AWS Certified Solutions Architect – Associate (SAA-C03) — Question 321
A company uses a legacy application to produce data in CSV format. The legacy application stores the output data in Amazon S3. The company is deploying a new commercial off-the-shelf (COTS) application that can perform complex SQL queries to analyze data that is stored in Amazon Redshift and Amazon S3 only. However, the COTS application cannot process the .csv files that the legacy application produces.
The company cannot update the legacy application to produce data in another format. The company needs to implement a solution so that the COTS application can use the data that the legacy application produces.
Which solution will meet these requirements with the LEAST operational overhead?
Answer options
- A. Create an AWS Glue extract, transform, and load (ETL) job that runs on a schedule. Configure the ETL job to process the .csv files and store the processed data in Amazon Redshift.
- B. Develop a Python script that runs on Amazon EC2 instances to convert the .csv files to .sql files. Invoke the Python script on a cron schedule to store the output files in Amazon S3.
- C. Create an AWS Lambda function and an Amazon DynamoDB table. Use an S3 event to invoke the Lambda function. Configure the Lambda function to perform an extract, transform, and load (ETL) job to process the .csv files and store the processed data in the DynamoDB table.
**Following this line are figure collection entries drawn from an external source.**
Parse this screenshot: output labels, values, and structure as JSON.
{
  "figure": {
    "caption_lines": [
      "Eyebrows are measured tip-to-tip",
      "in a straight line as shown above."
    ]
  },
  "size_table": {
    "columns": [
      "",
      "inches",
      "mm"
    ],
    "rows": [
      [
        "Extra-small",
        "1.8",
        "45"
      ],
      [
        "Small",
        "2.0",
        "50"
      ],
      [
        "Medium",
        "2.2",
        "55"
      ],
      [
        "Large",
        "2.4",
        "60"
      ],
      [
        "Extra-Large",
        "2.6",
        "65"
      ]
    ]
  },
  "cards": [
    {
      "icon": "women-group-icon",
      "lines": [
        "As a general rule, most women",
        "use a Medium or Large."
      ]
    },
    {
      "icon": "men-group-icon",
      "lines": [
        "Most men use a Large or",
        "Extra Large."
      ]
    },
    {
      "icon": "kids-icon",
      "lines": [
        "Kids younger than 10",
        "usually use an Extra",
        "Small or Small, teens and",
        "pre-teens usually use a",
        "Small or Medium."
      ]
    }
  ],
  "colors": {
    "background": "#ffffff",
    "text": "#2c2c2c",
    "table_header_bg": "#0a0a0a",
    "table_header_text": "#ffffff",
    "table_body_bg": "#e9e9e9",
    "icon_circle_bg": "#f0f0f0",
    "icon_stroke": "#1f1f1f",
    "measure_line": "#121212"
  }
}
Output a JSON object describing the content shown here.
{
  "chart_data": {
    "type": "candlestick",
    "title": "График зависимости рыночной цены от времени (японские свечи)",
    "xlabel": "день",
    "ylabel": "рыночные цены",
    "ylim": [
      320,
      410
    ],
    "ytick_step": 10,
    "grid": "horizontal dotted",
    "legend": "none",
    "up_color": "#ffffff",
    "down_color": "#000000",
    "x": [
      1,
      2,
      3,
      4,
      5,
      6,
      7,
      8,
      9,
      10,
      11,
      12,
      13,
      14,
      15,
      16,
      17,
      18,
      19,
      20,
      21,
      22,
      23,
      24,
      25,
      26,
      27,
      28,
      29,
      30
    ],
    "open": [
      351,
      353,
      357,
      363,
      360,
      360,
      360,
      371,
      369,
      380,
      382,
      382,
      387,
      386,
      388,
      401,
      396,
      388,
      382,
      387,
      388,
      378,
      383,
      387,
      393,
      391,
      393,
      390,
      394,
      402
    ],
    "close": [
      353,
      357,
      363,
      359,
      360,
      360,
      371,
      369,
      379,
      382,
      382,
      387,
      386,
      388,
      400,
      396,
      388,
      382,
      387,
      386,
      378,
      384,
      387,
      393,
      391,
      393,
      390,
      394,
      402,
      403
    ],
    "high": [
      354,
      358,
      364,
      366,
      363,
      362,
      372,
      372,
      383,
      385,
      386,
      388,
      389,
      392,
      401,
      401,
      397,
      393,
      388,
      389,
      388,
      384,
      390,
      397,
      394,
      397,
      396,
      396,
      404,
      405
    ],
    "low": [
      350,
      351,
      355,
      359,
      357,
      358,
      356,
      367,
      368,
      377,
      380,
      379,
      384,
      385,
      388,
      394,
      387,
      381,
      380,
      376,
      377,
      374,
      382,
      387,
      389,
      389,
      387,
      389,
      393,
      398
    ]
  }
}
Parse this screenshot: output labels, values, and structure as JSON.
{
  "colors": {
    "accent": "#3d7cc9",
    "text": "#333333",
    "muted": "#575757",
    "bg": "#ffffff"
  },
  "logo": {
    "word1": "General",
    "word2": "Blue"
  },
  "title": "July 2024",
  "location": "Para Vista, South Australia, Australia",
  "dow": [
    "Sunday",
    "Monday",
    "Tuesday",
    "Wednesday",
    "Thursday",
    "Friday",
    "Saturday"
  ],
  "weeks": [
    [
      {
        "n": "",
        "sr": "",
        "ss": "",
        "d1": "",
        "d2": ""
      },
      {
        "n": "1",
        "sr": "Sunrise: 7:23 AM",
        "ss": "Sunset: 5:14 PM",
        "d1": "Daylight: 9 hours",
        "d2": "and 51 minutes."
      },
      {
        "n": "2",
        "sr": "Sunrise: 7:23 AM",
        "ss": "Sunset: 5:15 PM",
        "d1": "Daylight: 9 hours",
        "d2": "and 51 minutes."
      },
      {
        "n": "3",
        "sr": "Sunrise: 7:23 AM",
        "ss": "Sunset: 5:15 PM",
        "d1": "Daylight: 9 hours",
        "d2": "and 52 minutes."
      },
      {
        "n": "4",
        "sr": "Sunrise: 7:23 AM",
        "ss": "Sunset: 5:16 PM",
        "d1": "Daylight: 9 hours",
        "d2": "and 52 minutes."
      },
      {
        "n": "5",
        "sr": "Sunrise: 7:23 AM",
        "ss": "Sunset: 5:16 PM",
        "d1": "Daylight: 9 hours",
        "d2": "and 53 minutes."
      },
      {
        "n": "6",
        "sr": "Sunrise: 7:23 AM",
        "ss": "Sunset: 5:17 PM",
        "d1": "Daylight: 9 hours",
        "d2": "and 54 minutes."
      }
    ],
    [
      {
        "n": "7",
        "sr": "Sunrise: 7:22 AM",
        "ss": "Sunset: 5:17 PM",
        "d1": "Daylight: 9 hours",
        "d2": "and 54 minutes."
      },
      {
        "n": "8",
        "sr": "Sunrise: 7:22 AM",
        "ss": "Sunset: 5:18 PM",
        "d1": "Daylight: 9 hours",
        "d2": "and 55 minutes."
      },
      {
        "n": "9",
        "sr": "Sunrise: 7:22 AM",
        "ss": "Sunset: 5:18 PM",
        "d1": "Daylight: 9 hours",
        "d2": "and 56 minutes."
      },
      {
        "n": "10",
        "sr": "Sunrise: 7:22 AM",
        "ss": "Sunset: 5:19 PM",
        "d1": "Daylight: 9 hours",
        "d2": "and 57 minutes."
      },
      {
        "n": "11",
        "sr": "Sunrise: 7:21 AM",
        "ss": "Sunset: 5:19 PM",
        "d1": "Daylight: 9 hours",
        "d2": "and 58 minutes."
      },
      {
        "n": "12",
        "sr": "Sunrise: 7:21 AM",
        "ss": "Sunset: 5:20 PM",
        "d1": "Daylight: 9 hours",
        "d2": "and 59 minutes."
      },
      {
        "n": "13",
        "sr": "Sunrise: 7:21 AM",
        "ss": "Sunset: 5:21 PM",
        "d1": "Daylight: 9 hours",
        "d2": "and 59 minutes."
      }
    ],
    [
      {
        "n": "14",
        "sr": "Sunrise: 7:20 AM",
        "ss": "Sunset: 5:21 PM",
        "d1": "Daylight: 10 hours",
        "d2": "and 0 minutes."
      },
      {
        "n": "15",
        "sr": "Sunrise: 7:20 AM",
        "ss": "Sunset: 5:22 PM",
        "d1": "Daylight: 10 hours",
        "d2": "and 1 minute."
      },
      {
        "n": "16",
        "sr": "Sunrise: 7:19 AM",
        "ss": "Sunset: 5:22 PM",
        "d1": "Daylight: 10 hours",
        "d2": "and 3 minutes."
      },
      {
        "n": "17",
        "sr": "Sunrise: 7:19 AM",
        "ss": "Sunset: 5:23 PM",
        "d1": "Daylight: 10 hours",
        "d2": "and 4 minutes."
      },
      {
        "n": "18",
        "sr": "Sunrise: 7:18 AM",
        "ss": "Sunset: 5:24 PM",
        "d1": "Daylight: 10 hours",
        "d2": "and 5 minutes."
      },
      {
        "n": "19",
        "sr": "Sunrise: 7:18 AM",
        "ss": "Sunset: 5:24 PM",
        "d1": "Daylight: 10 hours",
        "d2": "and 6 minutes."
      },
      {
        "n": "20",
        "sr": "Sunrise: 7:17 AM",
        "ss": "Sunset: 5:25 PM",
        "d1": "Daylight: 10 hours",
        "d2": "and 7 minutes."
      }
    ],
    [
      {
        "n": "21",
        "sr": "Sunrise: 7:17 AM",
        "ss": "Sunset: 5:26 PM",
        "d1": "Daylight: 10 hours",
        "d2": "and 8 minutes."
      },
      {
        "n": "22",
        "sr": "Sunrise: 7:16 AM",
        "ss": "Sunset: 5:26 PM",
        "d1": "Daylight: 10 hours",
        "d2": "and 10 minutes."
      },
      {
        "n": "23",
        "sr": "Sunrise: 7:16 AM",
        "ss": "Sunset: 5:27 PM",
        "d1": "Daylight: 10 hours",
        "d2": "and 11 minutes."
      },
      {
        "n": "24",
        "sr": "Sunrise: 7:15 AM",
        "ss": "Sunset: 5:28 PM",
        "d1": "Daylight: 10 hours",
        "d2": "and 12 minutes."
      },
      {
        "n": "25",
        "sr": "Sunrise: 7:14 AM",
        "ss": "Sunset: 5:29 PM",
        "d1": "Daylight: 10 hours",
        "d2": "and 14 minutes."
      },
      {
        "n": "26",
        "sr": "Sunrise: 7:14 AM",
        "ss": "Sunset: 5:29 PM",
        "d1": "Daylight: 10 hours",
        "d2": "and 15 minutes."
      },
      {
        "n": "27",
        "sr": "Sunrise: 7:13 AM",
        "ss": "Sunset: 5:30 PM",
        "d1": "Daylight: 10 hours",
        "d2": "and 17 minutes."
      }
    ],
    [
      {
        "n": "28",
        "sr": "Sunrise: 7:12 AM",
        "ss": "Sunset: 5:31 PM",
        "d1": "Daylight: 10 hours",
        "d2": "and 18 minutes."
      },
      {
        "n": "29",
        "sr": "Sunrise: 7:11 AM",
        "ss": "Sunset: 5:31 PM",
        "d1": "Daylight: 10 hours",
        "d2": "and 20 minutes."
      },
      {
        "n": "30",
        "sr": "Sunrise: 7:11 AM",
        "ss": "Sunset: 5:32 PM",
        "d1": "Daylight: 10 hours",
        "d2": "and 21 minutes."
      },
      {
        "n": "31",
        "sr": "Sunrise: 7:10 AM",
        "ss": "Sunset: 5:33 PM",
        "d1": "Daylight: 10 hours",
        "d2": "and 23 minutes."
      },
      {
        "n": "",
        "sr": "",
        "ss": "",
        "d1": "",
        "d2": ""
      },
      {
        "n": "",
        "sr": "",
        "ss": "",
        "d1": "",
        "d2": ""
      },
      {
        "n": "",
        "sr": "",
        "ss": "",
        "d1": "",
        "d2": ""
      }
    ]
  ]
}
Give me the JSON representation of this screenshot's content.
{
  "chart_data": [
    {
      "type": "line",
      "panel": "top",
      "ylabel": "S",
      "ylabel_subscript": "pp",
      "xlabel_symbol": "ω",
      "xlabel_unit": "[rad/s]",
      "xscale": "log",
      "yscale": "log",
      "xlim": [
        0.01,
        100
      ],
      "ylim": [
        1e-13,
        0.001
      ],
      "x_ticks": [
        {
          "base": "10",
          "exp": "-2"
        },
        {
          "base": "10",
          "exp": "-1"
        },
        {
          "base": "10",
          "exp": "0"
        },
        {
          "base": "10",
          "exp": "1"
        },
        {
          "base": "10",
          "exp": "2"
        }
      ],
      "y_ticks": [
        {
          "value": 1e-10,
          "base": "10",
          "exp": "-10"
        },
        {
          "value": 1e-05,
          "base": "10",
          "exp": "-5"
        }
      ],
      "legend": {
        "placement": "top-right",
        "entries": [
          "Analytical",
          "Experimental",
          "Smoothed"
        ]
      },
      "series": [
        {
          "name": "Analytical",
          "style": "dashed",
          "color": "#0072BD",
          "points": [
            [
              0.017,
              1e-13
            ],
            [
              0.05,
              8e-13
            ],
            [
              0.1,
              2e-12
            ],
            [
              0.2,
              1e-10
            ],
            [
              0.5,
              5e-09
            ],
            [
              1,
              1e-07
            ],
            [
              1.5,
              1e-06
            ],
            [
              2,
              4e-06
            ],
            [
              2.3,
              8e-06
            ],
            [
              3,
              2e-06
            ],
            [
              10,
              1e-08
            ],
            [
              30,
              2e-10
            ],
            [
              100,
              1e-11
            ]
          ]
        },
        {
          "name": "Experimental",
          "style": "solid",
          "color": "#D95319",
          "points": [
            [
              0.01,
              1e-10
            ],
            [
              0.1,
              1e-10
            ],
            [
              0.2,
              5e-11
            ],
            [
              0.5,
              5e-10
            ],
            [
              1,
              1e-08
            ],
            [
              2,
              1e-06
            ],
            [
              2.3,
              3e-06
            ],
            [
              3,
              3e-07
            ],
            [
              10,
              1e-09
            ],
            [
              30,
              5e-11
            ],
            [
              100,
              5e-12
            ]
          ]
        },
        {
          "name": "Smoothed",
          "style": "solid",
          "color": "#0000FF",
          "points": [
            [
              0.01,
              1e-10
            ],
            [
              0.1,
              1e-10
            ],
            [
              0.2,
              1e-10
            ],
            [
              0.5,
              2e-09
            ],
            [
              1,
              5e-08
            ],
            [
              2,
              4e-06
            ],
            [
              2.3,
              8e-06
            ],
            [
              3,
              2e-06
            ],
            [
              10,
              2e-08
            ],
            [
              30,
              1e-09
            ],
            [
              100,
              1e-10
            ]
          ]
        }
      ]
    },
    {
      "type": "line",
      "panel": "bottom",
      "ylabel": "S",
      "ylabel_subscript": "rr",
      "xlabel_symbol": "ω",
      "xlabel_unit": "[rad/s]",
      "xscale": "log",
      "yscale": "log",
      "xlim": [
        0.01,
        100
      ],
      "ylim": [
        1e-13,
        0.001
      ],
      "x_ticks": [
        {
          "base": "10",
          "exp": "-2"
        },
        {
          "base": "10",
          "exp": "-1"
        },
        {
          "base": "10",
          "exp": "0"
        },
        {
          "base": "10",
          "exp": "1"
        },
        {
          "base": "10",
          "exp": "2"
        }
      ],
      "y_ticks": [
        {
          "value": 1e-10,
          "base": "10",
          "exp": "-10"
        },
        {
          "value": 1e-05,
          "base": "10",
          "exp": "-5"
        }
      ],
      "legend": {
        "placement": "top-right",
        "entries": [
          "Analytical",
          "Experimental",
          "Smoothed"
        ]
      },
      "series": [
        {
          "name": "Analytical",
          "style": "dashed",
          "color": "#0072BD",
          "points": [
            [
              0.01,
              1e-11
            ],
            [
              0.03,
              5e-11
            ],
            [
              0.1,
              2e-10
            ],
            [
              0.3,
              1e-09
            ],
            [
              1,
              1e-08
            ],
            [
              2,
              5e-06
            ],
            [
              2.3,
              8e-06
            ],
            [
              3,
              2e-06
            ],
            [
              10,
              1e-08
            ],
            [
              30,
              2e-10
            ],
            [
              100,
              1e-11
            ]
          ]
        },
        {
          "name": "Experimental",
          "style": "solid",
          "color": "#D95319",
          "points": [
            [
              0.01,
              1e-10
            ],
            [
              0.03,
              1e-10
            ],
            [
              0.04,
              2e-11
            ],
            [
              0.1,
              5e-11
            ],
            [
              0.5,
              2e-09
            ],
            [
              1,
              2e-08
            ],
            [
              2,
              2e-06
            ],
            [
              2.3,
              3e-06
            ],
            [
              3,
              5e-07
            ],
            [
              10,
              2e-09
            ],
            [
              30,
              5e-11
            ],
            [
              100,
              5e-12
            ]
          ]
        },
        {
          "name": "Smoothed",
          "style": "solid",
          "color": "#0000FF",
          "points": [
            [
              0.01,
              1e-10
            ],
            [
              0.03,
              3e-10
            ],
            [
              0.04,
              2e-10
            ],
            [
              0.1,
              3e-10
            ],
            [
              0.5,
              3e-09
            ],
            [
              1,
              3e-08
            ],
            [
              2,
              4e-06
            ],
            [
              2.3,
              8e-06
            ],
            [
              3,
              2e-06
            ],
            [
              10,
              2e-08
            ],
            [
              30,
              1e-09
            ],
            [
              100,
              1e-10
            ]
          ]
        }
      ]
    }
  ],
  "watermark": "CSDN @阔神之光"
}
- D. Use Amazon EventBridge to launch an Amazon EMR cluster on a weekly schedule. Configure the EMR cluster to perform an extract, transform, and load (ETL) job to process the .csv files and store the processed data in an Amazon Redshift table.
Correct answer: A
Explanation
AWS Glue is a fully managed, serverless ETL service that requires minimal operational overhead compared to managing EC2 instances or EMR clusters, making Option A the most efficient choice. Storing the processed data in Amazon DynamoDB as proposed in Option C does not meet the requirements because the COTS application can only query Amazon Redshift and Amazon S3. Option B and D introduce unnecessary management and operational complexity compared to the serverless capabilities of AWS Glue.